義手のテストな訳なのだから、極力左腕を使いながら商品を一つ一つ調べて行く。
「ねぇ、なのは」
「ほえ?、どうしたのブレンくん?」
「家で使ってる醤油って、濃口?薄口?、それとも減塩?」
目的の醤油はあったのだが種類が多く、違いが分からない俺には当たりが三分の一と言う状況だ、どうしたものか。
なのはもどれを使っているのか分からず、両手の指をこめかみに当てながら『むむむ』と悩んでいる。
もう一度メモに目を通して見るが、どうやら書き忘れてしまったみたいなのであまり役に立たなさそうだ。
後ろの美由希さんも教えようかどうか悩んでいるのか、行ったり来たりとその場で右往左往している。
あんまりやりたくは無い手だが、聞きに戻っていては時間が掛かるので彼女の反応を利用して判断させて貰おう。
徐に濃口醤油をカゴに入れ、彼女の気配を探ると物凄く慌てて居るのが分かったので、濃口醤油を棚に戻す。
そうすると、胸を撫で下ろしたような気配になったので、今度は減塩醤油に手を伸ばすと、『惜しい‼︎けど違う‼︎』と言うような動きをしている、これもハズレだな。
残る薄口醤油をカゴに入れ横目で彼女を覗くと、うんうんと頷いていた。
次は出汁を見に行ったが、こっちは特に何も問題は無く、なのはが見つけた出汁をカゴに入れて精算に向かう。

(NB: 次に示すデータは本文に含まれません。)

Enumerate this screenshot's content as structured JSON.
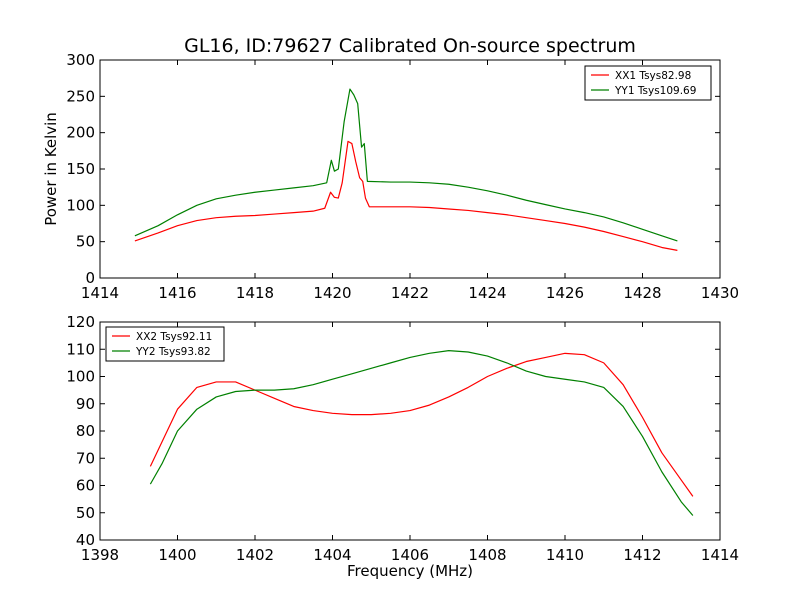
{
  "chart_data": [
    {
      "type": "line",
      "title": "GL16, ID:79627 Calibrated On-source spectrum",
      "xlabel": "",
      "ylabel": "Power in Kelvin",
      "xlim": [
        1414,
        1430
      ],
      "ylim": [
        0,
        300
      ],
      "xticks": [
        "1414",
        "1416",
        "1418",
        "1420",
        "1422",
        "1424",
        "1426",
        "1428",
        "1430"
      ],
      "yticks": [
        "0",
        "50",
        "100",
        "150",
        "200",
        "250",
        "300"
      ],
      "grid": false,
      "legend_position": "top-right",
      "series": [
        {
          "name": "XX1 Tsys82.98",
          "color": "#ff0000",
          "x": [
            1414.9,
            1415.5,
            1416,
            1416.5,
            1417,
            1417.5,
            1418,
            1418.5,
            1419,
            1419.5,
            1419.8,
            1419.95,
            1420.05,
            1420.15,
            1420.25,
            1420.4,
            1420.5,
            1420.6,
            1420.7,
            1420.78,
            1420.85,
            1420.95,
            1421.5,
            1422,
            1422.5,
            1423,
            1423.5,
            1424,
            1424.5,
            1425,
            1425.5,
            1426,
            1426.5,
            1427,
            1427.5,
            1428,
            1428.5,
            1428.9
          ],
          "y": [
            51,
            62,
            72,
            79,
            83,
            85,
            86,
            88,
            90,
            92,
            96,
            118,
            111,
            110,
            131,
            188,
            185,
            160,
            138,
            133,
            110,
            98,
            98,
            98,
            97,
            95,
            93,
            90,
            87,
            83,
            79,
            75,
            70,
            64,
            57,
            50,
            42,
            38
          ]
        },
        {
          "name": "YY1 Tsys109.69",
          "color": "#008000",
          "x": [
            1414.9,
            1415.5,
            1416,
            1416.5,
            1417,
            1417.5,
            1418,
            1418.5,
            1419,
            1419.5,
            1419.85,
            1419.97,
            1420.05,
            1420.15,
            1420.3,
            1420.45,
            1420.55,
            1420.65,
            1420.75,
            1420.82,
            1420.9,
            1421.5,
            1422,
            1422.5,
            1423,
            1423.5,
            1424,
            1424.5,
            1425,
            1425.5,
            1426,
            1426.5,
            1427,
            1427.5,
            1428,
            1428.5,
            1428.9
          ],
          "y": [
            58,
            72,
            87,
            100,
            109,
            114,
            118,
            121,
            124,
            127,
            131,
            162,
            147,
            150,
            215,
            260,
            252,
            240,
            180,
            185,
            133,
            132,
            132,
            131,
            129,
            125,
            120,
            114,
            107,
            101,
            95,
            90,
            84,
            76,
            67,
            58,
            51
          ]
        }
      ]
    },
    {
      "type": "line",
      "title": "",
      "xlabel": "Frequency (MHz)",
      "ylabel": "",
      "xlim": [
        1398,
        1414
      ],
      "ylim": [
        40,
        120
      ],
      "xticks": [
        "1398",
        "1400",
        "1402",
        "1404",
        "1406",
        "1408",
        "1410",
        "1412",
        "1414"
      ],
      "yticks": [
        "40",
        "50",
        "60",
        "70",
        "80",
        "90",
        "100",
        "110",
        "120"
      ],
      "grid": false,
      "legend_position": "top-left",
      "series": [
        {
          "name": "XX2 Tsys92.11",
          "color": "#ff0000",
          "x": [
            1399.3,
            1399.6,
            1400,
            1400.5,
            1401,
            1401.5,
            1402,
            1402.5,
            1403,
            1403.5,
            1404,
            1404.5,
            1405,
            1405.5,
            1406,
            1406.5,
            1407,
            1407.5,
            1408,
            1408.5,
            1409,
            1409.5,
            1410,
            1410.5,
            1411,
            1411.5,
            1412,
            1412.5,
            1413,
            1413.3
          ],
          "y": [
            67,
            76,
            88,
            96,
            98,
            98,
            95,
            92,
            89,
            87.5,
            86.5,
            86,
            86,
            86.5,
            87.5,
            89.5,
            92.5,
            96,
            100,
            103,
            105.5,
            107,
            108.5,
            108,
            105,
            97,
            85,
            72,
            62,
            56
          ]
        },
        {
          "name": "YY2 Tsys93.82",
          "color": "#008000",
          "x": [
            1399.3,
            1399.6,
            1400,
            1400.5,
            1401,
            1401.5,
            1402,
            1402.5,
            1403,
            1403.5,
            1404,
            1404.5,
            1405,
            1405.5,
            1406,
            1406.5,
            1407,
            1407.5,
            1408,
            1408.5,
            1409,
            1409.5,
            1410,
            1410.5,
            1411,
            1411.5,
            1412,
            1412.5,
            1413,
            1413.3
          ],
          "y": [
            60.5,
            68,
            80,
            88,
            92.5,
            94.5,
            95,
            95,
            95.5,
            97,
            99,
            101,
            103,
            105,
            107,
            108.5,
            109.5,
            109,
            107.5,
            105,
            102,
            100,
            99,
            98,
            96,
            89,
            78,
            65,
            54,
            49
          ]
        }
      ]
    }
  ]
}
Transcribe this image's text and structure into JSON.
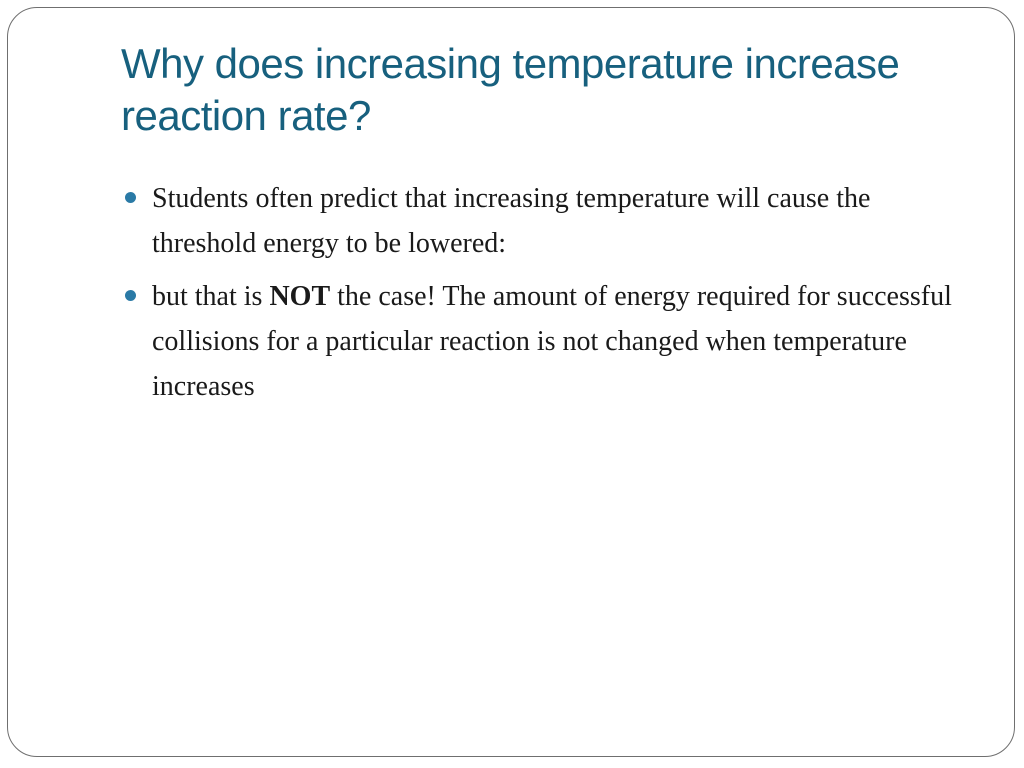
{
  "slide": {
    "title": "Why does increasing temperature increase reaction rate?",
    "bullets": [
      {
        "text": "Students often predict that increasing temperature will cause the threshold energy to be lowered:"
      },
      {
        "before": "but that is ",
        "emphasis": "NOT",
        "after": " the case! The amount of energy required for successful collisions for a particular reaction is not changed when temperature increases"
      }
    ]
  },
  "colors": {
    "title": "#17607e",
    "bullet_marker": "#2a7aa6",
    "body_text": "#1a1a1a",
    "frame_border": "#6f6f6f"
  },
  "icons": {
    "bullet_marker": "bullet-dot-icon"
  }
}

レジに居る店員にお金を渡し、お釣りを義手で受け取ってなのはと一緒に買い物袋を持ちながら家路に着く。
無事におつかいも終了したので、お釣りをどう使った物かと悩んだが、近くに自動販売機が有ったのでジュースを買う事にした。
ラインナップは以下の通り。
ヤシの実サイダー。
きなこ練乳。
ウインナーソーセージ珈琲。
ガラナ青汁。
ハバネロパイナップルジュース。
濃縮栄養飲料SURVIVAL+1。
いちごおでん。
AMIDA汁。
ユニークな名前の代物ばかりで非常に目を引く物だったのでこの自販機にしたのだが、美由希さんがとんでもない勢いで首を振っている、何故だろうか?
二人分のお金を入れ、先ずはヤシの実サイダーを背伸びして購入する。
何事も無く出てきたサイダーをなのはに渡し、俺も同じ物を買おうとしたのだが、何せ幼児の身体だ。
背伸びの際に足が震えてしまい、指が隣の商品のボタンを押してしまった。
出て来た商品はハバネロパイナップルジュース。
缶には『喉に絡みつく飲みごたえ』と書かれている、どのような飲みごたえなのだろうか。
美味しそうにサイダーを飲むなのはを見て、俺もプルタブを引き、ハバネロパイナップルジュースを飲もうと口を近付けたのだが。
「ストォォォォォォップ!!」
物陰に隠れていた美由希さんがいきなり飛び出してきた為、思わず一気に飲んでしまった。
その後の事は思い出したくもない………。
ただ一つ言える事は、これ以降俺は辛い物が苦手になったと言う事だ。